News waves by kevin dooley via flickr CC
I’m going to be bold (and controversial?) and say that I think I am generally less informed as a result of my involvement with twitter.
Don’t get me wrong. I love twitter. I love the connection to a professional community of like minded others and the speed and ease of communicating with those folks. I love the constant, never ending flow of information past my door – and the fact that I can dip in and out of that flow to pick out the things that catch my eye. I would find it both difficult and isolating to be without twitter and my personal learning network.
However, as I’ve mentioned before – I miss browsing and now I’ve found that I’m missing out on a range of information because of the way I have chosen to have that information fed to me. I rely increasingly on twitter for that data flow – but of course the people I follow on twitter are folk with similar interests to mine. Otherwise I probably wouldn’t be following them. On Facebook, I not only limit myself to family and friends (and the occasional page about one of my personal interests) but now the Facebook news feed changes limits that even further by deciding for me which updates I will see.
What all of this means is that increasingly I am less and less likely to come across information, material or news from outside my silo. Yes, I follow some news and journalists on twitter – but I don’t have twitter open on my desktop all the time and in the vast flood of information it’s easy to miss stuff. I can’t physically spend the time scrolling back through the hours and hours of tweets I missed – it’s just not practical. Examples of things I missed? I didn’t know there’d been a nursing home fire in Quakers Hill this week. I didn’t know about the ‘formals scam’ that meant hundreds of Sydney school kids lost money on booking formals and after parties. I didn’t know there are bushfires happening in WA. Did I need to know these things? Probably not, but I don’t like feeling uninformed about issues that are out there being talked about. Would these things have come across my twitter feed? Undoubtably, but as I said, I’m not connected to twitter 24/7.

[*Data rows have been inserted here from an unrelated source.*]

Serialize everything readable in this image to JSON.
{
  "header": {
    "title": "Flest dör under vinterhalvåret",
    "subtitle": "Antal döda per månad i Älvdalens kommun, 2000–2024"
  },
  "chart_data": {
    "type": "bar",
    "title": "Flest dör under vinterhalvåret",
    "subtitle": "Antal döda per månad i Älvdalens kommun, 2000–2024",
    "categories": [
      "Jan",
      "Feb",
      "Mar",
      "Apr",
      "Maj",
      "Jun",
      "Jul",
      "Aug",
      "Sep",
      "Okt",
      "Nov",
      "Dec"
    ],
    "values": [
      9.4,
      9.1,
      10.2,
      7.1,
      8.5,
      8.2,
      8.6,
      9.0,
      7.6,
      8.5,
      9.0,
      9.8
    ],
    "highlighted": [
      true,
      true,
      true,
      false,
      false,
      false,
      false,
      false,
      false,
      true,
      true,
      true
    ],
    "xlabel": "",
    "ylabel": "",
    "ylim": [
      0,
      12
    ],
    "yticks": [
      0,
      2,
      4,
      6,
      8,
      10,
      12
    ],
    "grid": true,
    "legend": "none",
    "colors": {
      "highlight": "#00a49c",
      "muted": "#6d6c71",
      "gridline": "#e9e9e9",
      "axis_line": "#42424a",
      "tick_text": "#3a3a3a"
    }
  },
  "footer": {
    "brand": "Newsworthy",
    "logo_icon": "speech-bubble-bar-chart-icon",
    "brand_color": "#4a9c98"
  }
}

The way around this of course, is to add yet more ways of getting information. For example, I could go back to reading the paper (either online or in print, I don’t have a preference), or listening to radio news (I love radio as a medium and it’s my biggest regret about using public transport to work, that I miss out on radio news and current affairs time). At least by browsing the paper, or listening to the whole news broadcast things come across my radar that are otherwise outside my ‘bubble’ and I am forced to at least be aware of the political, social and economic environment that continues to exist around me in spite of my seeming best efforts to pretend that it’s not. My twitter feed is the equivalent of only listening to the news stories that already resonate with or interest me.
Time wise this additional information scan would probably be at the expense of time on twitter. However, if I give up time on twitter I am also giving up the community building and social interaction that comes with the medium – and I don’t really want to give that up.
In addition, there’s the silo-ing that’s being done to me by others – mostly companies that collect my data, my browsing history or my favourite search terms and use that information to package up yet more links, suggestions or results in a similar area. Have a look at this post about personal data life-logging, or this one about giving up Google if you want to explore that further. This is an extension of my self-imposed silos but more importantly and perhaps more dangerous in the longer term, it means increasingly I am given/fed/exposed to information and news feeds that I am comfortable with, from people and organisations I generally agree with or am aligned with. There’s not much in my news feed that is confronting, challenging or makes me sit up and think – it’s a ‘yes men’ situation waiting to happen. Not recommended in business and I would argue similarly dangerous personally.